Last updated: February 21, 2008 - 12:03pm
CAMPAIGN STORY LINES, ALL KNOTTED UP
[SOURCE: Washington Post, AUTHOR: Howard Kurtz]
Time and again, the media's preferred narratives for this campaign have collided with reality. Reporters consistently overestimate the importance of money in presidential campaigns. There have been factual errors as well calling election results (see Missouri) and predicting votes (see New Hampshire and California). And the media have long been trying to winnow the field. The key to the way news organizations have framed this campaign is that the personal trumps the political. Tackling what is actually happening -- the candidates clashing on the issues, making speeches, piling up delegates -- is insufficiently exciting compared with speculation about what might happen down the road. Minutes after Romney dropped out Thursday, the pundits started handicapping his chances in 2012. Even as McCain was winning nine states on Super Tuesday, much of the television chatter was about whether he could persuade Rush Limbaugh, Sean Hannity, Laura Ingraham and other conservative radio talkers to stop beating up on him.
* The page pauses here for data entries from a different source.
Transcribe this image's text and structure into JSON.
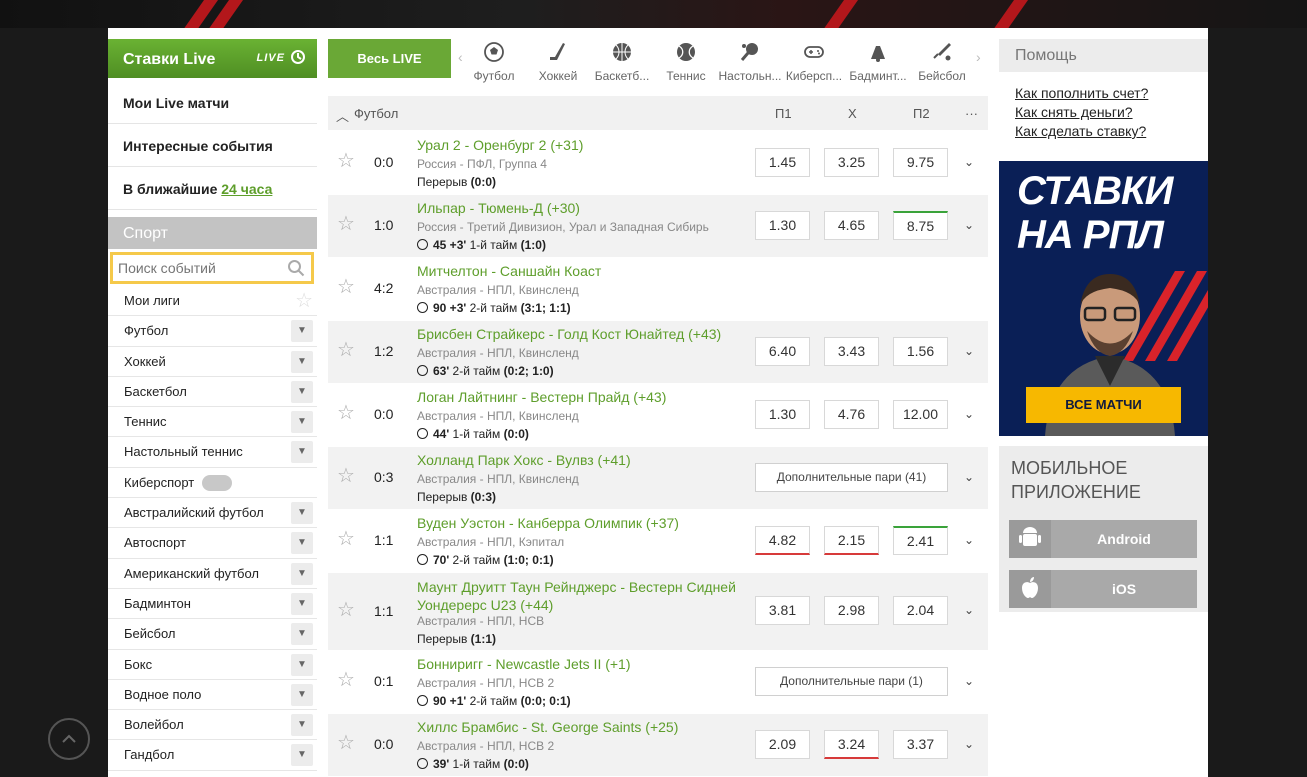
{
  "left": {
    "live_title": "Ставки Live",
    "live_badge": "LIVE",
    "menu": {
      "my_live": "Мои Live матчи",
      "interesting": "Интересные события",
      "nearest": "В ближайшие",
      "nearest_link": "24 часа"
    },
    "sport_head": "Спорт",
    "search_placeholder": "Поиск событий",
    "sports": [
      "Мои лиги",
      "Футбол",
      "Хоккей",
      "Баскетбол",
      "Теннис",
      "Настольный теннис",
      "Киберспорт",
      "Австралийский футбол",
      "Автоспорт",
      "Американский футбол",
      "Бадминтон",
      "Бейсбол",
      "Бокс",
      "Водное поло",
      "Волейбол",
      "Гандбол"
    ]
  },
  "center": {
    "all_live": "Весь LIVE",
    "sport_tabs": [
      "Футбол",
      "Хоккей",
      "Баскетб...",
      "Теннис",
      "Настольн...",
      "Киберсп...",
      "Бадминт...",
      "Бейсбол"
    ],
    "table_head": {
      "sport": "Футбол",
      "p1": "П1",
      "x": "Х",
      "p2": "П2",
      "more": "···"
    },
    "matches": [
      {
        "score": "0:0",
        "name": "Урал 2 - Оренбург 2 (+31)",
        "league": "Россия - ПФЛ, Группа 4",
        "status_text": "Перерыв",
        "status_score": "(0:0)",
        "p1": "1.45",
        "x": "3.25",
        "p2": "9.75"
      },
      {
        "score": "1:0",
        "name": "Ильпар - Тюмень-Д (+30)",
        "league": "Россия - Третий Дивизион, Урал и Западная Сибирь",
        "minute": "45 +3'",
        "status_text": "1-й тайм",
        "status_score": "(1:0)",
        "p1": "1.30",
        "x": "4.65",
        "p2": "8.75"
      },
      {
        "score": "4:2",
        "name": "Митчелтон - Саншайн Коаст",
        "league": "Австралия - НПЛ, Квинсленд",
        "minute": "90 +3'",
        "status_text": "2-й тайм",
        "status_score": "(3:1; 1:1)"
      },
      {
        "score": "1:2",
        "name": "Брисбен Страйкерс - Голд Кост Юнайтед (+43)",
        "league": "Австралия - НПЛ, Квинсленд",
        "minute": "63'",
        "status_text": "2-й тайм",
        "status_score": "(0:2; 1:0)",
        "p1": "6.40",
        "x": "3.43",
        "p2": "1.56"
      },
      {
        "score": "0:0",
        "name": "Логан Лайтнинг - Вестерн Прайд (+43)",
        "league": "Австралия - НПЛ, Квинсленд",
        "minute": "44'",
        "status_text": "1-й тайм",
        "status_score": "(0:0)",
        "p1": "1.30",
        "x": "4.76",
        "p2": "12.00"
      },
      {
        "score": "0:3",
        "name": "Холланд Парк Хокс - Вулвз (+41)",
        "league": "Австралия - НПЛ, Квинсленд",
        "status_text": "Перерыв",
        "status_score": "(0:3)",
        "extra": "Дополнительные пари",
        "extra_count": "(41)"
      },
      {
        "score": "1:1",
        "name": "Вуден Уэстон - Канберра Олимпик (+37)",
        "league": "Австралия - НПЛ, Кэпитал",
        "minute": "70'",
        "status_text": "2-й тайм",
        "status_score": "(1:0; 0:1)",
        "p1": "4.82",
        "x": "2.15",
        "p2": "2.41"
      },
      {
        "score": "1:1",
        "name": "Маунт Друитт Таун Рейнджерс - Вестерн Сидней Уондерерс U23 (+44)",
        "league": "Австралия - НПЛ, НСВ",
        "status_text": "Перерыв",
        "status_score": "(1:1)",
        "p1": "3.81",
        "x": "2.98",
        "p2": "2.04"
      },
      {
        "score": "0:1",
        "name": "Бонниригг - Newcastle Jets II (+1)",
        "league": "Австралия - НПЛ, НСВ 2",
        "minute": "90 +1'",
        "status_text": "2-й тайм",
        "status_score": "(0:0; 0:1)",
        "extra": "Дополнительные пари",
        "extra_count": "(1)"
      },
      {
        "score": "0:0",
        "name": "Хиллс Брамбис - St. George Saints (+25)",
        "league": "Австралия - НПЛ, НСВ 2",
        "minute": "39'",
        "status_text": "1-й тайм",
        "status_score": "(0:0)",
        "p1": "2.09",
        "x": "3.24",
        "p2": "3.37"
      }
    ]
  },
  "right": {
    "help_title": "Помощь",
    "help_links": [
      "Как пополнить счет?",
      "Как снять деньги?",
      "Как сделать ставку?"
    ],
    "banner_line1": "СТАВКИ",
    "banner_line2": "НА РПЛ",
    "banner_button": "ВСЕ МАТЧИ",
    "mobile_title_1": "МОБИЛЬНОЕ",
    "mobile_title_2": "ПРИЛОЖЕНИЕ",
    "android": "Android",
    "ios": "iOS"
  },
  "colors": {
    "accent": "#5e9e2b",
    "banner_bg": "#0a1f56",
    "banner_btn": "#f7b800",
    "search_border": "#f5c94a"
  }
}
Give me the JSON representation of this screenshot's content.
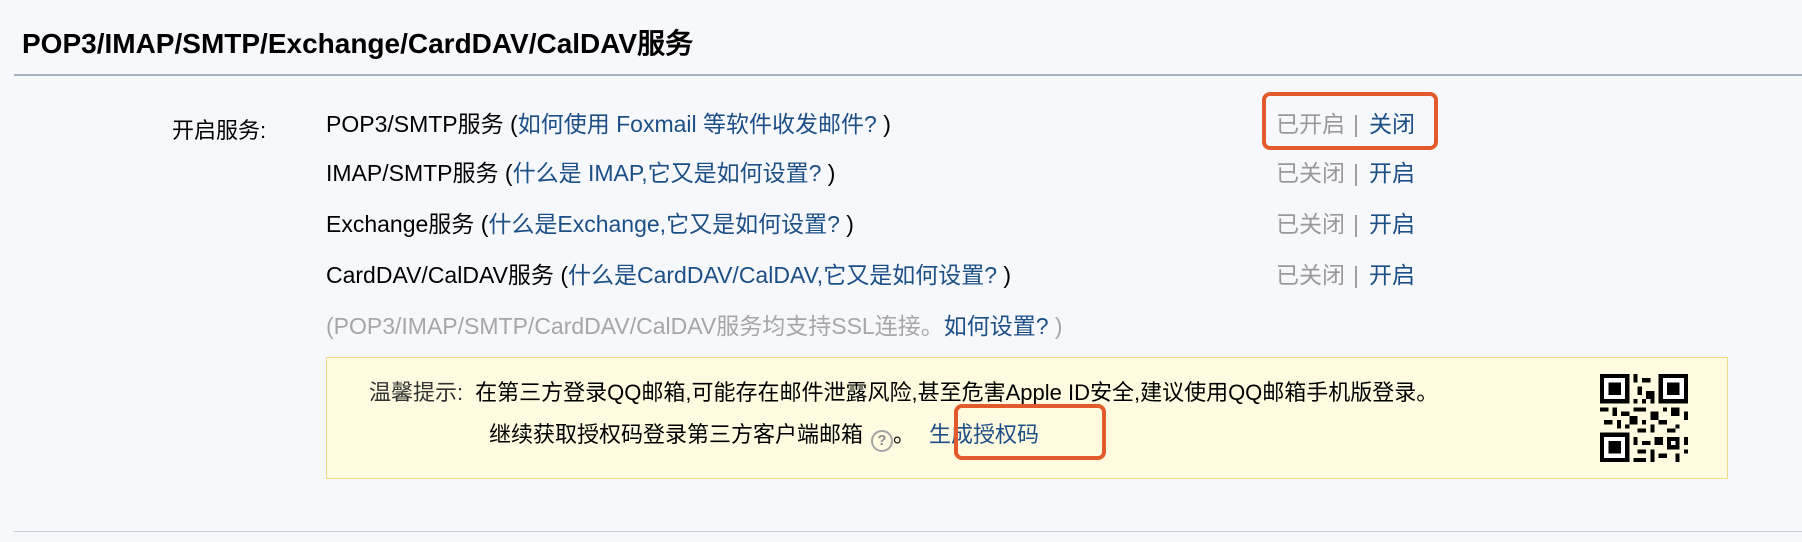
{
  "section": {
    "title": "POP3/IMAP/SMTP/Exchange/CardDAV/CalDAV服务"
  },
  "services_label": "开启服务:",
  "services": [
    {
      "name": "POP3/SMTP服务",
      "open_paren": " (",
      "help": "如何使用 Foxmail 等软件收发邮件?",
      "close_paren": " )",
      "state": "已开启",
      "sep": "|",
      "action": "关闭"
    },
    {
      "name": "IMAP/SMTP服务",
      "open_paren": " (",
      "help": "什么是 IMAP,它又是如何设置?",
      "close_paren": " )",
      "state": "已关闭",
      "sep": "|",
      "action": "开启"
    },
    {
      "name": "Exchange服务",
      "open_paren": " (",
      "help": "什么是Exchange,它又是如何设置?",
      "close_paren": " )",
      "state": "已关闭",
      "sep": "|",
      "action": "开启"
    },
    {
      "name": "CardDAV/CalDAV服务",
      "open_paren": " (",
      "help": "什么是CardDAV/CalDAV,它又是如何设置?",
      "close_paren": " )",
      "state": "已关闭",
      "sep": "|",
      "action": "开启"
    }
  ],
  "ssl_note": {
    "text": "(POP3/IMAP/SMTP/CardDAV/CalDAV服务均支持SSL连接。",
    "link": "如何设置?",
    "close": " )"
  },
  "tip": {
    "prefix": "温馨提示:",
    "message": "在第三方登录QQ邮箱,可能存在邮件泄露风险,甚至危害Apple ID安全,建议使用QQ邮箱手机版登录。",
    "line2": "继续获取授权码登录第三方客户端邮箱",
    "help_icon": "?",
    "period": "。",
    "generate_link": "生成授权码"
  },
  "colors": {
    "link": "#1d4f87",
    "muted": "#999999",
    "highlight": "#e35b2c",
    "tip_bg": "#fffbe0"
  }
}
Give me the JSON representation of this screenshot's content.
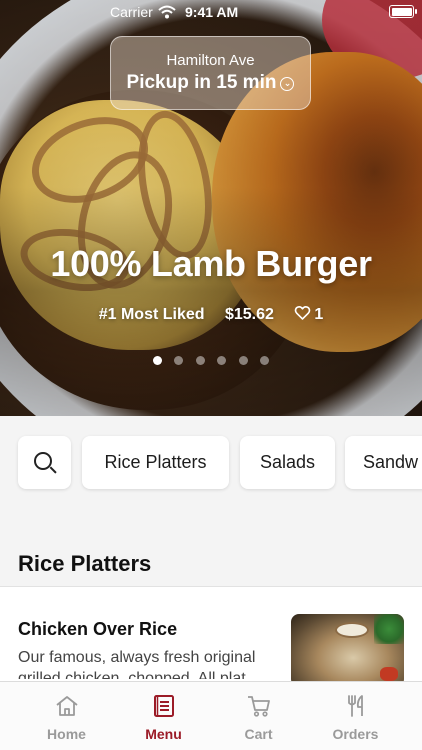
{
  "status_bar": {
    "carrier": "Carrier",
    "time": "9:41 AM"
  },
  "pickup": {
    "location": "Hamilton Ave",
    "eta": "Pickup in 15 min"
  },
  "hero": {
    "title": "100% Lamb Burger",
    "badge": "#1 Most Liked",
    "price": "$15.62",
    "likes": "1",
    "carousel": {
      "count": 6,
      "active_index": 0
    }
  },
  "categories": [
    "Rice Platters",
    "Salads",
    "Sandw"
  ],
  "section": {
    "title": "Rice Platters"
  },
  "menu_item": {
    "name": "Chicken Over Rice",
    "description": "Our famous, always fresh original grilled chicken, chopped. All plat..."
  },
  "tabs": [
    {
      "label": "Home",
      "icon": "home-icon",
      "active": false
    },
    {
      "label": "Menu",
      "icon": "menu-icon",
      "active": true
    },
    {
      "label": "Cart",
      "icon": "cart-icon",
      "active": false
    },
    {
      "label": "Orders",
      "icon": "utensils-icon",
      "active": false
    }
  ],
  "colors": {
    "accent": "#9b1b27",
    "inactive": "#9a9a9a"
  }
}
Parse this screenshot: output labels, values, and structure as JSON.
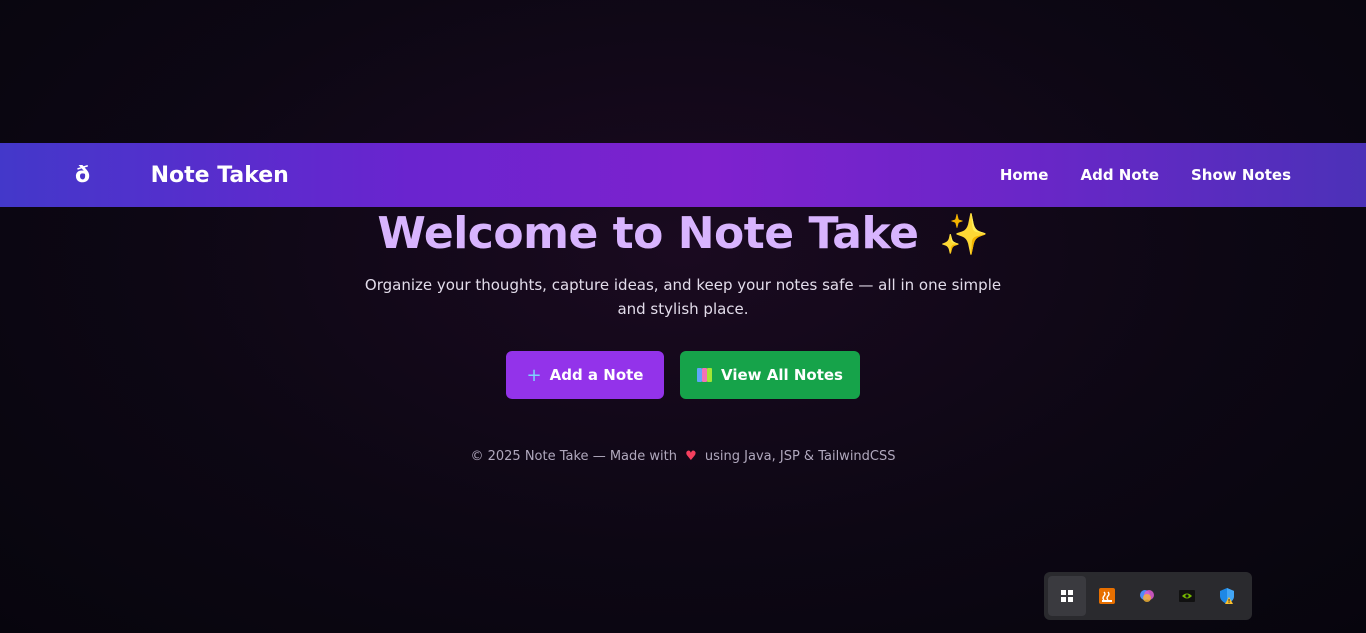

Although that is a significant story, it's not quite in the same league as the Arizona senator amassing nearly two-thirds of the delegates needed for nomination. But it's more fun to kick around. By the same token, far more media scrutiny was applied to the "snub" story -- whether Obama had deliberately turned his back on Clinton at the State of the Union address -- than to the details of their dueling health-care plans.